C'est ainsi que les deux petites filles se dirigèrent vers le sentier qui menait au puits. Une fois là-bas, elles eurent toutes les peines du monde à soulever le seau rempli d'eau, et Lena se félicita d'avoir accompagné sa camarade. Elles étaient sur le point de repartir quand un homme se dressa devant elle. Grand, costaud, terrifiant. Lena se mit à crier et se cacha derrière Cosette, qui fixa l'individu d'un air curieux.
- Ce seau est trop lourd pour vous, déclara l'inconnu. Laissez-moi le porter.
- Allez-vous en monsieur, on ne vous connaît pas ! s'exclama la petite Lena.
- Comment vous appelez-vous ? demanda l'homme, sur un ton plus sérieux que jamais.
- Je m'appelle Cosette monsieur, répondit l'enfant qui ne paraissait pas aussi intimidée que sa jeune camarade. Et voici Lena.
- Je cherche un endroit où passer la nuit. Pourriez-vous m'en indiquer un ?
Lena et Cosette échangèrent un bref regard.
- Mes parents tiennent une auberge, déclara Lena, timidement. Vous pourrez y loger pour la nuit et avoir de la soupe.
- Cela me semble parfait. Pourriez-vous m'y emmener ?
Tandis que les jeunes filles hochaient la tête, l'inconnu s'empara du seau et, d'une seule main, le souleva comme s'il ne pesait rien. Lena, oubliant toute sa timidité et son effroi face à un homme si grand, s'exclama :
- Vous êtes drôlement fort ! Vous n'êtes pas un méchant homme ?
- Non. Je te promets que je ne vous veux aucun mal.
L'homme avait une voix douce, et Lena, calmée, fut convaincue qu'il disait la vérité. Alors, elle se tourna vers Cosette et lui fit un sourire.
- Viens, rentrons maintenant. Papa et maman vont être très contents, tu verras !
- Alors tu t'en vas vraiment ? chuchota Lena, en essayant à tout prix de cacher les larmes qui brouillaient sa vue.
- Je penserai très fort à toi, lui répondit Cosette en la serrant dans ses bras.
Lena avait été la seule à agir comme l'aurait fait une sœur. Pour cela, elle ne pourrait jamais l'oublier. La petite fille se tourna vers Valjean, qu'elle observa intensément pendant plusieurs secondes.
- Vous prendrez soin d'elle, n'est-ce pas ?
- Bien sûr.
Lena lui fit signe de se pencher. Elle avait une confidence à lui faire. Il obtempéra, curieux de voir ce que la petite voulait dire de façon si secrète.
- Cosette n'était pas heureuse avec nous. Je le voyais bien, mais mes parents ne le voyaient pas. J'essayais d'être gentille avec elle, autant qu'elle l'était avec moi. S'il vous plaît, ne soyez jamais méchant avec elle. Elle mérite beaucoup de bonheur.

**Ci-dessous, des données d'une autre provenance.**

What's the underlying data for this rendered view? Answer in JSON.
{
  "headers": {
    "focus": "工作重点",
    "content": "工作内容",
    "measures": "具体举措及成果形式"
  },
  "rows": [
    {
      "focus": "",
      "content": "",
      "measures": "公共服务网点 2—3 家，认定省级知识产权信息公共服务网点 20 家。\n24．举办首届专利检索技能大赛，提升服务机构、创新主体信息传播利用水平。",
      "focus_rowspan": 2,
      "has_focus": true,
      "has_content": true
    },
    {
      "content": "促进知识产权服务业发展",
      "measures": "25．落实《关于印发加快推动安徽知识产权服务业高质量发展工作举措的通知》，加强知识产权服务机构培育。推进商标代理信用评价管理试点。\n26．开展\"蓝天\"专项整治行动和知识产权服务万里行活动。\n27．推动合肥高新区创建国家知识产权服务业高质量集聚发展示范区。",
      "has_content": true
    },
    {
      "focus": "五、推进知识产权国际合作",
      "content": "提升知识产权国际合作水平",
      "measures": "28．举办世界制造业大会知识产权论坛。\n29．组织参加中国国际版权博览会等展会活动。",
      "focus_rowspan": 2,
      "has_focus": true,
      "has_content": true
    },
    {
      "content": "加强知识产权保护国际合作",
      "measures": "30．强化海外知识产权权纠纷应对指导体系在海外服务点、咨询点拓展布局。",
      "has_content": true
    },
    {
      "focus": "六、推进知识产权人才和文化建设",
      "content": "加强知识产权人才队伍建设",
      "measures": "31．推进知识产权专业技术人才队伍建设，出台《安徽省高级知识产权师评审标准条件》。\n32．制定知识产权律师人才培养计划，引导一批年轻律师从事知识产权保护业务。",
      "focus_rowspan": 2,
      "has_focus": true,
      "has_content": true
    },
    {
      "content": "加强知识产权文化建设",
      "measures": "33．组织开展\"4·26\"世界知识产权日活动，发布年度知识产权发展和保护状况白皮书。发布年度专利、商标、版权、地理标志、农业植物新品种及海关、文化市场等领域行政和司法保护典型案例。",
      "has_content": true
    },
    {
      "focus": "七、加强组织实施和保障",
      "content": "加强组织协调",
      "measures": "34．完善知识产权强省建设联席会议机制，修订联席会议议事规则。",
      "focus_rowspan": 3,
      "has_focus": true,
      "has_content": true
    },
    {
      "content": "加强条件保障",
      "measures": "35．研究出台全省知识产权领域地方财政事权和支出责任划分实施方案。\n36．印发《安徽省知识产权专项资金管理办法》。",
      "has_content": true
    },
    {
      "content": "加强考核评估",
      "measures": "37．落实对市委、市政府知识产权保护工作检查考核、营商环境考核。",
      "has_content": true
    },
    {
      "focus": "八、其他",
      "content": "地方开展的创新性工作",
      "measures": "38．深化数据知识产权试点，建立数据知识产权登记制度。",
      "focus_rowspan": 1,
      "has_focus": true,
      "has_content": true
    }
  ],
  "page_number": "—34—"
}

Puis, incapable de retenir plus longtemps ses larmes, elle se jeta dans les bras de cet homme, si grand, si fort, et qui lui prenait sa Cosette. Pourtant, au lieu de lui en vouloir, elle l'étreignit, comme si c'était son père qui la quittait, car elle savait que Cosette ne serait plus malheureuse en partant avec lui. Touché par cette petite fille, l'ancien forçat lui tapota gentiment la tête, avant de s'agenouiller pour se mettre à son niveau. Là, il déposa dans la petite paume un bijou. Un collier serti d'une petite pierre bleue qu'il avait prévu d'offrir à Cosette avec la poupée.
- Merci monsieur. Je ne vous oublierai jamais, et je n'oublierai jamais Cosette.